Dataset unique identifier

required

Returns:

Name Type Description
Dict Dict

Deletion confirmation

add_keyword(dsid, keyword)

Add a keyword to a dataset.

Parameters:

Name Type Description Default
dsid str

Dataset unique identifier

required
keyword str

Keyword/tag to associate with dataset

required

Returns:

Name Type Description
Dict Dict

Keyword object with updated usage count

get_keywords(dsid=None, limit=DEFAULT_LIMIT)

List keywords, optionally filtered by dataset.

Parameters:

Name Type Description Default
dsid str

Dataset unique identifier to filter keywords

None
limit int

Maximum number of results to return

DEFAULT_LIMIT

Returns:

Type Description
List[Dict]

List[Dict]: Keyword objects with keyword text and num_datasets counts

add_sample(dataset_id, sample_id)

Link a sample to a dataset.

Parameters:

Name Type Description Default
dataset_id str

Dataset unique identifier

required
sample_id str

Sample unique identifier

required

Returns:

Name Type Description
Dict Dict

Information about the created link

remove_sample(dataset_id, sample_id)

Remove the link between a dataset and a sample.

Requires admin permissions.

Parameters:

Name Type Description Default
dataset_id str

Dataset unique identifier

required
sample_id str

Sample unique identifier

required

Returns:

Name Type Description
Dict Dict

Deletion confirmation

Link a derived dataset to a parent dataset.

Parameters:

Name Type Description Default
parent_dataset_id str

The unique ID for the parent dataset

required
child_dataset_id str

The unique ID for the derived dataset

required

Returns:

Name Type Description
Dict Dict

Information about the created link

remove_child(parent_dataset_id, child_dataset_id)

Remove the parent-child link between two datasets.

Parameters:

Name Type Description Default
parent_dataset_id str

The unique ID of the parent dataset

required
child_dataset_id str

The unique ID of the child dataset

required

Returns:

Name Type Description
Dict Dict

Deletion confirmation

list_parents(child_dataset_id, limit=DEFAULT_LIMIT, offset=0, **kwargs)

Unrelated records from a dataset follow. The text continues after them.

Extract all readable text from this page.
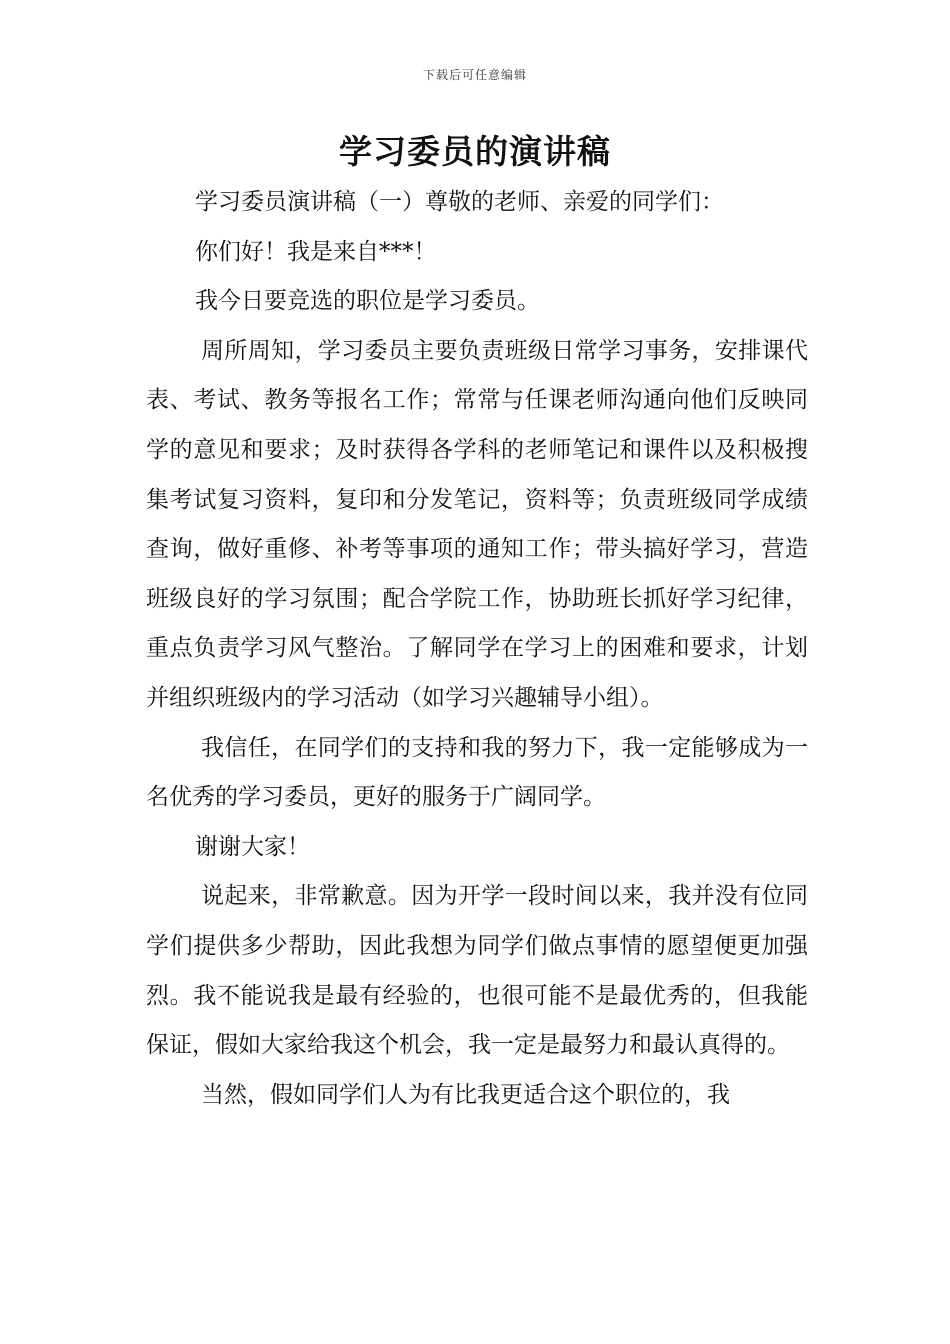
下载后可任意编辑
学习委员的演讲稿

学习委员演讲稿（一）尊敬的老师、亲爱的同学们：

你们好！我是来自***！

我今日要竞选的职位是学习委员。

周所周知，学习委员主要负责班级日常学习事务，安排课代表、考试、教务等报名工作；常常与任课老师沟通向他们反映同学的意见和要求；及时获得各学科的老师笔记和课件以及积极搜集考试复习资料，复印和分发笔记，资料等；负责班级同学成绩查询，做好重修、补考等事项的通知工作；带头搞好学习，营造班级良好的学习氛围；配合学院工作，协助班长抓好学习纪律，重点负责学习风气整治。了解同学在学习上的困难和要求，计划并组织班级内的学习活动（如学习兴趣辅导小组）。

我信任，在同学们的支持和我的努力下，我一定能够成为一名优秀的学习委员，更好的服务于广阔同学。

谢谢大家！

说起来，非常歉意。因为开学一段时间以来，我并没有位同学们提供多少帮助，因此我想为同学们做点事情的愿望便更加强烈。我不能说我是最有经验的，也很可能不是最优秀的，但我能保证，假如大家给我这个机会，我一定是最努力和最认真得的。

当然，假如同学们人为有比我更适合这个职位的，我
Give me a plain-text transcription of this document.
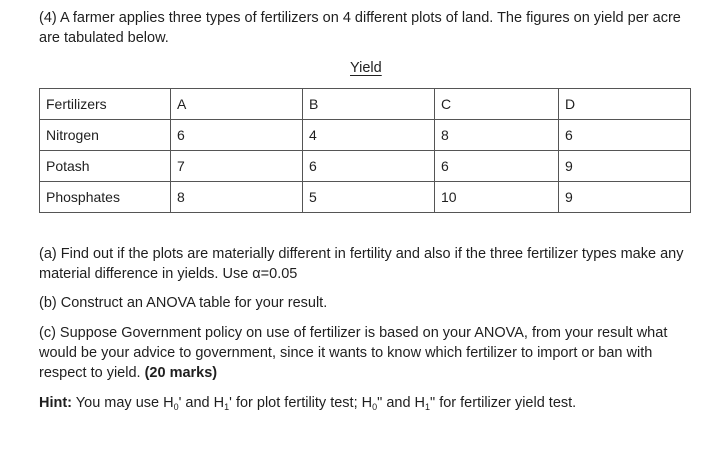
(4) A farmer applies three types of fertilizers on 4 different plots of land. The figures on yield per acre are tabulated below.
Yield
Fertilizers	A	B	C	D
Nitrogen	6	4	8	6
Potash	7	6	6	9
Phosphates	8	5	10	9
(a) Find out if the plots are materially different in fertility and also if the three fertilizer types make any material difference in yields. Use α=0.05
(b) Construct an ANOVA table for your result.
(c) Suppose Government policy on use of fertilizer is based on your ANOVA, from your result what would be your advice to government, since it wants to know which fertilizer to import or ban with respect to yield. (20 marks)
Hint: You may use $H_0'$ and $H_1'$ for plot fertility test; $H_0$" and $H_1$" for fertilizer yield test.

List the parents of a given dataset with optional filtering.

Parameters:

Name Type Description Default
child_dataset_id str

The unique ID of the dataset for which you want to find the parents

required
limit int

Maximum number of results to return

DEFAULT_LIMIT
offset int

Starting position in the full result set (default: 0)

0
**kwargs Any

Query parameters for filtering datasets

{}

Returns:

Type Description
List[Dict]

List[Dict]: Parent datasets

list_children(parent_dataset_id, limit=DEFAULT_LIMIT, offset=0, **kwargs)

List the children of a given dataset with optional filtering.

Parameters:

Name Type Description Default
parent_dataset_id str

The unique ID of the dataset for which you want to find the children

required
limit int

Maximum number of results to return

DEFAULT_LIMIT
offset int

Starting position in the full result set (default: 0)

0
**kwargs Any

Query parameters for filtering datasets

{}

Returns:

Type Description
List[Dict]

List[Dict]: Children datasets

graph(dataset_id, recursive=False, as_networkx=False)

Return the graph of entities connected to this dataset.

Delegates to client.graphs.get(). See GraphOperations.get() for full docs.

Parameters:

Name Type Description Default
dataset_id str

Dataset unique identifier.

required
recursive bool

If True, traverse the full connected component.

False
as_networkx bool

Return a networkx DiGraph if True.

False

Returns:

Type Description

dict | networkx.DiGraph: Node-link graph data.